A dupla se conheceu na infância, passada em brincadeiras na região da Pedra Sonora, no município de Resende (RJ), onde viviam as duas famílias. No início e por muito tempo, se tratou apenas de amizade, afirma Ramalho, hoje com 70 anos e uma longa carreira nas costas, como consultor político na Alemanha e diretor de agências de cooperação internacional. Mas o amor que só foi surgir no fim da adolescência logo encontrou um obstáculo: as ameaças de repressão do governo. Sonhando com uma forma de voltar a respirar cultura e liberdade, ainda que longe do Brasil, o casal acabou decidindo viajar para a Europa no ano seguinte. Ela para a Inglaterra, ele para a Alemanha.

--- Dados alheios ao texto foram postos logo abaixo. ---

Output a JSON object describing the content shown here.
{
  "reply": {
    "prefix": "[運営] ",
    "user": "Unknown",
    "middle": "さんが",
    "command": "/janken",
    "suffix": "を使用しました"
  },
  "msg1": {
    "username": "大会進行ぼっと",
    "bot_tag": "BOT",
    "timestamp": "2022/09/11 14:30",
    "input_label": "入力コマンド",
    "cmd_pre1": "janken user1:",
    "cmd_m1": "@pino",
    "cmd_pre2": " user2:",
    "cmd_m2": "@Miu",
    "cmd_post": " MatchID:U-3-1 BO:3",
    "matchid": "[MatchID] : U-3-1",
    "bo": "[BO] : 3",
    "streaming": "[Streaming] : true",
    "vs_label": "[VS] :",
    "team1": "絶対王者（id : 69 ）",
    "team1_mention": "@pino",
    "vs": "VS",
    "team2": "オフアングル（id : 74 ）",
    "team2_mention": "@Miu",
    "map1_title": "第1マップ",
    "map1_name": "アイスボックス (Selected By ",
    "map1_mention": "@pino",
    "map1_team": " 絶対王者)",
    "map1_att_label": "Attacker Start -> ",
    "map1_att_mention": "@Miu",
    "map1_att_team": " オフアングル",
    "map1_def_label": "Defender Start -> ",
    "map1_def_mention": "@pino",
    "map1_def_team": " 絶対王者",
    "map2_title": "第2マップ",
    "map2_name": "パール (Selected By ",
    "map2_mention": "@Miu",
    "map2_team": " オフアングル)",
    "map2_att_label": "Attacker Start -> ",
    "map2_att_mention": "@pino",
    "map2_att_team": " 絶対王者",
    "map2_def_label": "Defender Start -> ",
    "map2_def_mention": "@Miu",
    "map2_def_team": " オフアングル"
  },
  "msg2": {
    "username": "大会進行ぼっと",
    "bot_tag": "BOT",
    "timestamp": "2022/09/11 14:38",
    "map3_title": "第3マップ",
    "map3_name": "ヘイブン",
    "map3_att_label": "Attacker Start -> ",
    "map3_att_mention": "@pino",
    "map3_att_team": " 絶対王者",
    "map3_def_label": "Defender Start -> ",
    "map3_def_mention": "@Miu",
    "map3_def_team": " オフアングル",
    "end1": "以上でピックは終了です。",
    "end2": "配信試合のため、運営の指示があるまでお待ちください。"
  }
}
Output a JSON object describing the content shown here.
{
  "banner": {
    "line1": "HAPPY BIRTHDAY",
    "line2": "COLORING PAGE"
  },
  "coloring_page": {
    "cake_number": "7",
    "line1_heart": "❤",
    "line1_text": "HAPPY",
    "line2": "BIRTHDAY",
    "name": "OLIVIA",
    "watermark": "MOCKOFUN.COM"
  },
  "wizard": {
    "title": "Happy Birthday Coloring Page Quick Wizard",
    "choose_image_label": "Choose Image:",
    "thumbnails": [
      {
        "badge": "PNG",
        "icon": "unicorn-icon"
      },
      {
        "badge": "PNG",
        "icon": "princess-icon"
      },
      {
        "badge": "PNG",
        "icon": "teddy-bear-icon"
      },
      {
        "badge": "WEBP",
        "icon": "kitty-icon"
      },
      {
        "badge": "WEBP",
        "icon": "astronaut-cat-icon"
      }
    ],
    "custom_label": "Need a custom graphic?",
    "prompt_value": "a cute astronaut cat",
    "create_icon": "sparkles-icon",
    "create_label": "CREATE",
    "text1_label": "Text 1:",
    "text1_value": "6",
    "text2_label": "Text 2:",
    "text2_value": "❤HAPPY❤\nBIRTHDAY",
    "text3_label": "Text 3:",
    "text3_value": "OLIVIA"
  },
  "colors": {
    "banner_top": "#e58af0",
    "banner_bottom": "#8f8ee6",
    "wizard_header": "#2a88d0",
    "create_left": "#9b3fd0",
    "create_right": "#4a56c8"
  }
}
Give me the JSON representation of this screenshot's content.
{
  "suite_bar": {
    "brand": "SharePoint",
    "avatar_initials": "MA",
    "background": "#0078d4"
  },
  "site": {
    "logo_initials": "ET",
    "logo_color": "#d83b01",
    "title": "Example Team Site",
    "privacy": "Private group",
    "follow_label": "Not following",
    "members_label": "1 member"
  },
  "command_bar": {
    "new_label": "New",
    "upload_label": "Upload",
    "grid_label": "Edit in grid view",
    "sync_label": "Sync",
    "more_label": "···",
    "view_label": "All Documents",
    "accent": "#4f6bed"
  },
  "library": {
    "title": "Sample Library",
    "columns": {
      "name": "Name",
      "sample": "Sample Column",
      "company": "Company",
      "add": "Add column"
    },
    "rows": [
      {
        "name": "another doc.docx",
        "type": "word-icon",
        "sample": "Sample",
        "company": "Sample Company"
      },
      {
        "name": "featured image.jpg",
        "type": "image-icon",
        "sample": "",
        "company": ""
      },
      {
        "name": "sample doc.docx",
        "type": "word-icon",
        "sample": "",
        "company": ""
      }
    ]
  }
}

Ainda tenho aquela sensação incômoda, uma mistura da coisa agradável que foi o nosso diálogo com a situação ruim em que eu estava

A separação inaugurou uma frenética troca de cartas que hoje, mais de 50 anos depois, finalmente fica disponível ao público no livro “Amor Mais que Maiúsculo” (Companhia das Letras, 2022) – ainda que só em parte. Isso porque, embora Ramalho tenha guardado com cuidado as palavras da poeta, as suas acabaram se perdendo no tempo. “Hoje só consigo lembrar minhas cartas quando refletidas nas respostas dela”, conta.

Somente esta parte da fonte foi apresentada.